Our results demonstrated that the combination of LND and 6-AN had stronger effect than that did both drugs alone. Moreover, the combination exhibited not only the best efficacy, but also the faster action. At the same final concentration, the combination killed 100% protoscoleces after 5 days of treatment, to be compared with 100% protoscoleces killed after 6 days of treatment with LND and 76% protoscoleces killed after 7 days treatment with 6-AN (Figure 1). This characteristic was confirmed by EmAP activity assay (Figure 2A), morphological and ultrastructural alterations. We suppose the enhanced effect by the combination might be due to the complementary disruption of biochemical pathways by LND and 6-AN. As a competitive G6PD inhibitor, 6-AN could suppress PPP reduce the cellular energy, and impair DNA synthesis and repair. Both LND and 6-AN induce depletion of metabolic energy, yet they target different sites in energy generation pathways. Their use in combination might enhance energy depletion, and thereby yield significant effect against Echinococcus. Therefore, it suggests that the inhibition of both pathways of energy production may achieve synergetic effect against Echinococcus. As we known, toxicity, weak efficacy, and especially rapidly increasing drug-resistance hinder the effectiveness of chemotherapy to numerous diseases including echinococcosis. Therefore, the combination of drugs is one of the solutions to the above problems, which has many advantages including the enhancement of efficacy and delay of drug resistance [26].
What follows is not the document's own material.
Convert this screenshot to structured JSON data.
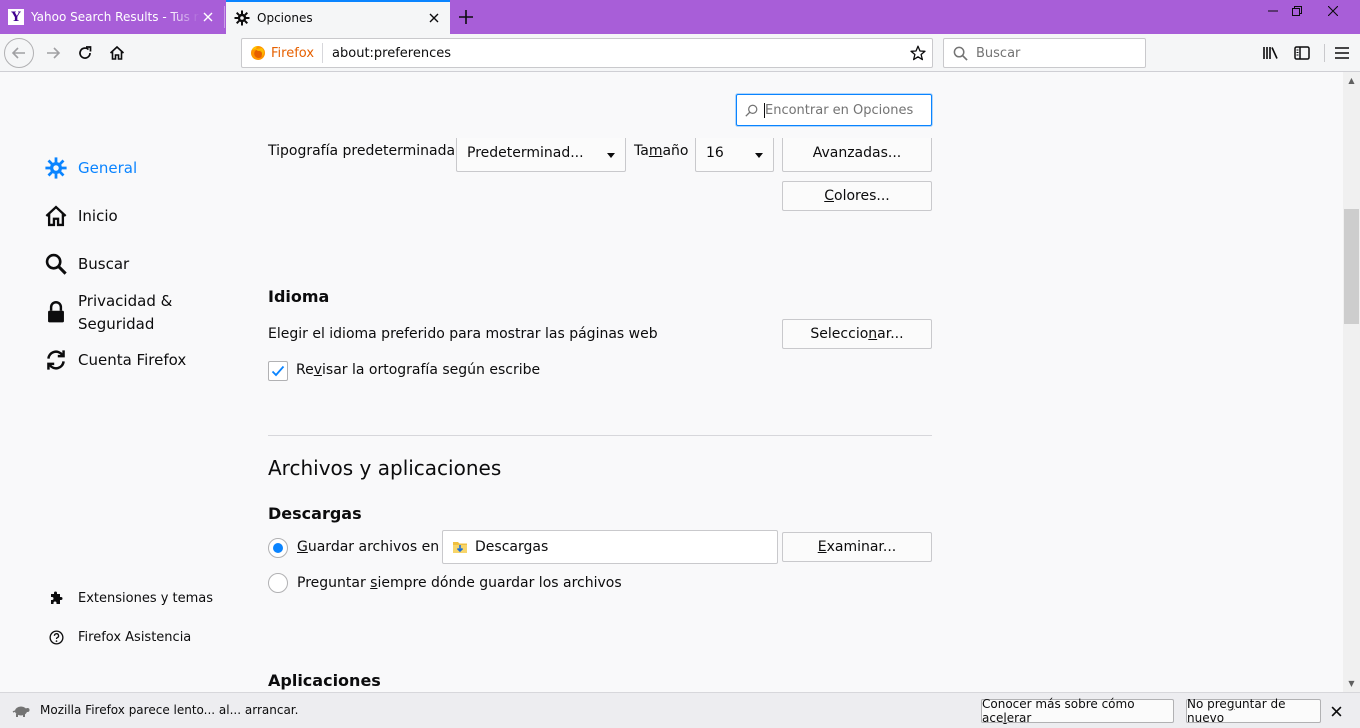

In conclusion, in the present study, we demonstrate that LND and 6-AN exhibit considerable effects against both larval- and adult-stage of E. granulosus s. s. and E. multilocularis. Furthermore, the combined treatments with LND and 6-AN exhibit stronger effects than that did both drugs alone. The present results demonstrate the therapeutic potential of LND, 6-AN, and particularly their combination against E. granulosus s. s. and E. multilocularis. Further studies will be performed by investigating the in vivo efficacy of LND, 6-AN and their combination against Echinococcus spp. as well as the mechanism of action.